Are you short Jim or long Jim?
Investors are apparently willing to pay 1-per-cent fees to trade against Jim Cramer as a bit. ¯_ (ツ)_/¯
The Inverse Cramer ETF (SJIM) and Long Cramer ETF (LJIM) launched yesterday. They are exactly what they sound like: Inverse Cramer shorts the CNBC host’s picks, while Long Cramer holds them.
Each fund has a 1.2-per-cent expense ratio, almost twice the average fee for an actively managed ETF. The average is 0.7 per cent, according to ETF.com. Guess it’s not cheap to hire someone to watch Mad Money daily!
SJIM saw 80,875 shares trade on Thursday, putting its volume above $2mn for the day. Activity was less busy in LJIM, with just 6,018 shares traded. Neither saw creations or redemptions on Day 1, according to Matthew Tuttle, head of the ETF’s advisory firm, but the high volume in SJIM could hint towards some flows in that fund today.
So how does all of this match up against other comparable ETFs? . . . what are the comparisons for an ETF that bets against a TV personality?
Luckily for us, the gimmick ETF launch is a well-trodden path by now. It helps to think of these vehicles as aspiring meme stocks; they attempt to cultivate the type of fan-base devotion that popped up organically for struggling retailers in 2020 and 2021.
But most of the time there’s a missing sentimental appeal in ETFs. The BlackBerry is now old enough to be kitsch or nostalgic — remember the keyboards?? — and a financial wrapper doesn’t carry the same appeal, at least for non-Alphavillains. And openly trying to monetise a fan base, subculture or political group can be tricky.
Take the Global X Millennial Consumer ETF (MILN), with its not-especially-subtle name and institutional sponsor. It traded 4,064 shares on Thursday, less than $150,000 in dollar terms, according to FactSet. The SHE-TF, the State Street fund marketed with the “Fearless Girl” statue, traded around 1700 shares Thursday, or $138,000.
Maybe the “anti-woke” ETFs make for a better comparison. They’ve been all over the headlines lately after their founder announced a run for president. Even so, the Strive US Energy ETF (DRLL) traded less than $1mn volume on Thursday, according to FactSet.

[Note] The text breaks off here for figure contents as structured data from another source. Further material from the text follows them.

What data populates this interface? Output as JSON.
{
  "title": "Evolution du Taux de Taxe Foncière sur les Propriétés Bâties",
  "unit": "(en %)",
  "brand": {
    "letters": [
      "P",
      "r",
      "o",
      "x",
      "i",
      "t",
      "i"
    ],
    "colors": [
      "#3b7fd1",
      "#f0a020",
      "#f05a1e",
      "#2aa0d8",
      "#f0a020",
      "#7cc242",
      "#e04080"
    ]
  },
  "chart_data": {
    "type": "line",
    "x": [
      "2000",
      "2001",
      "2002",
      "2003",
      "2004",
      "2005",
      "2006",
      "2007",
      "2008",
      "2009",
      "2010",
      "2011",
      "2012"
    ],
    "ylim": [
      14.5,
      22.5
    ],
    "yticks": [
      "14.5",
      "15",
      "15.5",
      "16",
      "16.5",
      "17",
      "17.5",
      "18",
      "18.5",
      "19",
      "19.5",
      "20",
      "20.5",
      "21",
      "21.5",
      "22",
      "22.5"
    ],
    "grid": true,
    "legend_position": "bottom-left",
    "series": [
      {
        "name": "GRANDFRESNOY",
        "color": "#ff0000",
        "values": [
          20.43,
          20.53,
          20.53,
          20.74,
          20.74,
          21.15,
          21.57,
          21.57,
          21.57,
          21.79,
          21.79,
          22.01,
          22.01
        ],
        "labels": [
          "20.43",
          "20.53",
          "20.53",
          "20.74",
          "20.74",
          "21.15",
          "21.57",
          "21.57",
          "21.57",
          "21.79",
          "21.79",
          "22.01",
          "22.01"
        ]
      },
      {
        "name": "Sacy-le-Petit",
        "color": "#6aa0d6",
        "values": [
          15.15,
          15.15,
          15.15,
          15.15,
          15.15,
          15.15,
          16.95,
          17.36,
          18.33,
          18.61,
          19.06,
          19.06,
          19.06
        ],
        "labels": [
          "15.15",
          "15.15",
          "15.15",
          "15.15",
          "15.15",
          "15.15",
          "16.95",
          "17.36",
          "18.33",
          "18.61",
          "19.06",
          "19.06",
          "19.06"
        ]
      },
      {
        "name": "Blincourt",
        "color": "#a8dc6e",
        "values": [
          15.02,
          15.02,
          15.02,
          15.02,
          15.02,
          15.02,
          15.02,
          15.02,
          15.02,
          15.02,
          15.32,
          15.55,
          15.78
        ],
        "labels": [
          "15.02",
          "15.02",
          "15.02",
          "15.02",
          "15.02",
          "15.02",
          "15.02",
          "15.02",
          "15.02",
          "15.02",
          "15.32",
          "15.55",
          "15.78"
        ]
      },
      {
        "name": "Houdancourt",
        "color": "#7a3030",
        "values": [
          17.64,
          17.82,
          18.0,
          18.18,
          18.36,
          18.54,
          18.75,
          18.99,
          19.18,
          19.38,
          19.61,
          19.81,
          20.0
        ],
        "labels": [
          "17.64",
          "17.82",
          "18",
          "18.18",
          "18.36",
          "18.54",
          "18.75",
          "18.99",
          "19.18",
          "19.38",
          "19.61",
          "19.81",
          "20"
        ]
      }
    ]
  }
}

Not bad, but not Inverse Cramer’s $2mn-plus.
We can confirm that dunking on Cramer is fun, and a more entertaining schtick than owning the libs. It also makes for an appealing ETF set-up for the meme-stock crowd, because it can’t be easily reproduced.
That brings us to one fund that is arguably the quintessential meme ETF: The Short Innovation Daily ETF (SARK), built to trade against Cathie Wood and her ARK Innovation ETF.

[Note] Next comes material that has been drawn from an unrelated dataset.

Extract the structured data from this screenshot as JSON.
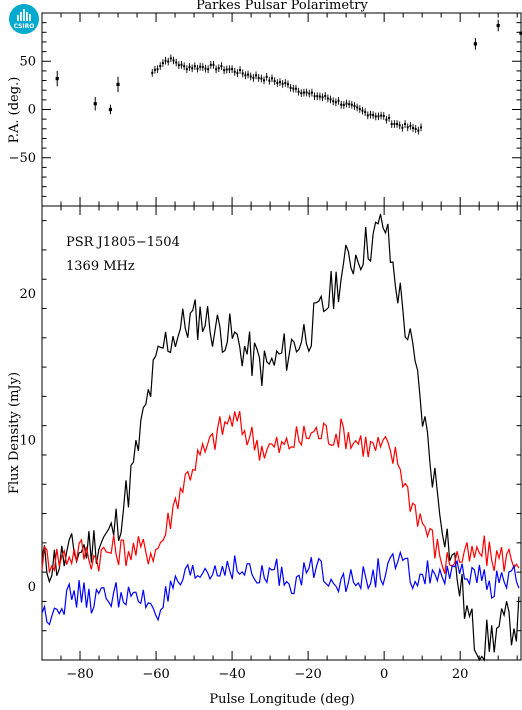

SARK was also founded by Tuttle, who has since sold it to AXS Investments. Because it’s a daily inverse vehicle, it’s definitely not one for the buy-and-hold crowd, a fact that has probably juiced trading. SARK saw more than $180mn in trading volume yesterday, and has dropped 25 per cent over the past year. Of course, it’s not that hard of a trade to make independently; it just shorts one ETF. (Its volumes are almost certainly driven by the arbitrage against the heavily traded ARKK fund.)
Anyway, between SARK and SJIM, it seems that there’s at least one solid formula for meme-ETF success: Find a gimmicky finance personality, and set up a gimmicky strategy to dunk on them. Then charge 1.2-per-cent fees on your gimmick-of-gimmicks.
Do drop any more ideas into the comment box.